Bunyi langkah itu berhenti di depan kamarnya. Suasana hening sejenak. Lalu daun pintu itu pelan-pelan terbuka. Sekelebat bayangan masuk dan…
BUGH!
Lampu meja itu mengenai sesuatu yang keras dan terdengar rintihan “Ouch!”. Namun pukulan itu tidak sampai membuatnya pingsan. Orang itu bisa segera menangkapnya lagi ketika ia berusaha kabur. Karena itu Agatha terus memukul ke segala arah pada sosok itu. Entah bagian apa saja yang ia pukul itu.
Setelah beberapa kali rintihan, terdengar suara dingin yang dikenalnya. “Agatha!”
Tangan Agatha tertahan di udara. Ketika sosok laki-laki yang membungkuk di depannya mendongak, Agatha refleks menjatuhkan lampu meja itu.
“Bryan!” jeritnya terkejut.
“Kenapa kau memukulku?” Laki-laki itu mengusap dahinya yang lecet terkena lampu tadi. Wajahnya tampak kesakitan. Satu tangannya yang lain memegangi bahunya. Rupanya pukulan Agatha mengenai dua bagian itu.
Agatha kembali diserang rasa panik. Kepanikan yang berbeda dengan sebelumnya. Ia tak menyangka Bryan ada di depannya sekarang ini. Padahal ia baru saja berharap akan menemuinya dalam mimpi.
“Kenapa kamu ada di sini?” tanya Agatha bingung.

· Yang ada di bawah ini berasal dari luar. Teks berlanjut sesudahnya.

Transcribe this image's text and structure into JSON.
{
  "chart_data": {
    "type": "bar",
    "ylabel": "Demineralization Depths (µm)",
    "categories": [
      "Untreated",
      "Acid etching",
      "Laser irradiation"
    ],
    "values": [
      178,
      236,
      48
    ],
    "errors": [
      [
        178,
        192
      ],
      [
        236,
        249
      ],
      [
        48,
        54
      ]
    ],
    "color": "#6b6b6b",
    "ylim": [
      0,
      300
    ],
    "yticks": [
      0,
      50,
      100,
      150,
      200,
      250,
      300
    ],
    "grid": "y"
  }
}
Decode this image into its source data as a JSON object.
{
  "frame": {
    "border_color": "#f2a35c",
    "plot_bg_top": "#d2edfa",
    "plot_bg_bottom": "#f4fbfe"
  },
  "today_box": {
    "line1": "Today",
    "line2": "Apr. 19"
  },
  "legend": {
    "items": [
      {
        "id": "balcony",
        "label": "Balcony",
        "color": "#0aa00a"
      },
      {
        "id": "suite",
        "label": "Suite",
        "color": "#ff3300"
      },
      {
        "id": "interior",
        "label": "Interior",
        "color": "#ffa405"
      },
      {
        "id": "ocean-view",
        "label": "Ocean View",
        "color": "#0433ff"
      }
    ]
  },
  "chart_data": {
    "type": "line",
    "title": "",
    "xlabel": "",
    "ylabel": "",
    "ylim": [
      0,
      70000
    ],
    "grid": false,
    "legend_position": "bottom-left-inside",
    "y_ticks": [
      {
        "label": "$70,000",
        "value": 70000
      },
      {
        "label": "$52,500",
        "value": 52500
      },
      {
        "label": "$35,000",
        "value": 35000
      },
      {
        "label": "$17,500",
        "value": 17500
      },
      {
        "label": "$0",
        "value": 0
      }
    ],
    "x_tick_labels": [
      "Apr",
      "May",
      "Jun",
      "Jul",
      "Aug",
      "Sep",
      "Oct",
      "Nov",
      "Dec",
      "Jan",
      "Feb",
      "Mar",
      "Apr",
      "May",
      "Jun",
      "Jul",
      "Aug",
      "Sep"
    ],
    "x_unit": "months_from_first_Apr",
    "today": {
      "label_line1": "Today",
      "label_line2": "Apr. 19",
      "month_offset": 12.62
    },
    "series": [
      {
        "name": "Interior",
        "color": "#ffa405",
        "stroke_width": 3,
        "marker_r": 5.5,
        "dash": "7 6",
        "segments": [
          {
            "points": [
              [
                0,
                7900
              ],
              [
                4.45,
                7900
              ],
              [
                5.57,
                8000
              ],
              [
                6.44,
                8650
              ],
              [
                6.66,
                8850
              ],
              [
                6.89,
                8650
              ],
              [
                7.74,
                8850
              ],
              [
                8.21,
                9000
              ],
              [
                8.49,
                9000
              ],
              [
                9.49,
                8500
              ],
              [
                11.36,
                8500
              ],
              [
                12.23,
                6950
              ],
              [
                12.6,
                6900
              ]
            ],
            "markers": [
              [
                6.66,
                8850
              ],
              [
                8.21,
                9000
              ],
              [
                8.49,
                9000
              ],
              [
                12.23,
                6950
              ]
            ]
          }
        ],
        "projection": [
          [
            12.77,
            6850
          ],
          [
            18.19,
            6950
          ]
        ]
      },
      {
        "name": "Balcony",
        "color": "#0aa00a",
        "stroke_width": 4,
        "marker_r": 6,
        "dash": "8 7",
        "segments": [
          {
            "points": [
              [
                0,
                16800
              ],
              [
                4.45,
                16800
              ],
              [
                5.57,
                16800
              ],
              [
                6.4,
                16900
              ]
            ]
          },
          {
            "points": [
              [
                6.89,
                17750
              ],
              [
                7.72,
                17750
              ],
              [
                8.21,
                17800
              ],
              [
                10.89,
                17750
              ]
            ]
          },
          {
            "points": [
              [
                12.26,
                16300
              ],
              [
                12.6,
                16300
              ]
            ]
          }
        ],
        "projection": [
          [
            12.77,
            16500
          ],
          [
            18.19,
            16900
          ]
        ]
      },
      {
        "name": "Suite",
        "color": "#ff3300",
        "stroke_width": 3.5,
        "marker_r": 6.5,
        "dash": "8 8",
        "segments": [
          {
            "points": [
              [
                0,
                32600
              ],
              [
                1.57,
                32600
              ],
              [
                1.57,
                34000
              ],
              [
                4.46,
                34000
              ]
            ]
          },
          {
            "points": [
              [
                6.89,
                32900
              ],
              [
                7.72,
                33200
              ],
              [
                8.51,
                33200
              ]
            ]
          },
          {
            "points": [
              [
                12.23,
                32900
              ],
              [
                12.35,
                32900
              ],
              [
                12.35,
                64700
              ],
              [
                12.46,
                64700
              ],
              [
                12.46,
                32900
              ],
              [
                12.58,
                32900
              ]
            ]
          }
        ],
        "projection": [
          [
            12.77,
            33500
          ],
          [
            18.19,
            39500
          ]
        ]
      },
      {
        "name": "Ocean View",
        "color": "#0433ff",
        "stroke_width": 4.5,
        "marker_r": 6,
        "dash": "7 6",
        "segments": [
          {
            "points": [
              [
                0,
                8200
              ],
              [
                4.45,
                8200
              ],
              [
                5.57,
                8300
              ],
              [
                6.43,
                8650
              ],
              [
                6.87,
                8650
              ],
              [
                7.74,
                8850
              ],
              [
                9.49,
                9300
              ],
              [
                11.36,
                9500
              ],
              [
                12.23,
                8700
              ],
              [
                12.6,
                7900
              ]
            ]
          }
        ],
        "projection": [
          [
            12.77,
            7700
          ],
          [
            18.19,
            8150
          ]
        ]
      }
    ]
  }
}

“Kau nggak baca pesanku?” Laki-laki itu balas bertanya.
Agatha segera mengambil ponselnya dan melihat pesan yang dikirim Bryan. Kekasihnya itu memang mengirim pesan padanya. Ia menggeleng-gelengkan kepala lalu tertawa sinis. “Kirimnya baru satu jam yang lalu. Aku udah tidur.”
“Maaf,” ucap Bryan lirih. “Tadi aku lupa.”
“Ah, lukamu!” Agatha buru-buru membawa Bryan duduk di kursi. “Coba kulihat!”
Agatha memeriksa dahi lelaki itu. Terlihat segaris merah di sana. “Cuma tergores aja,” ujarnya. Ia keluar untuk mengambil air lalu mengambil plester di laci mejanya.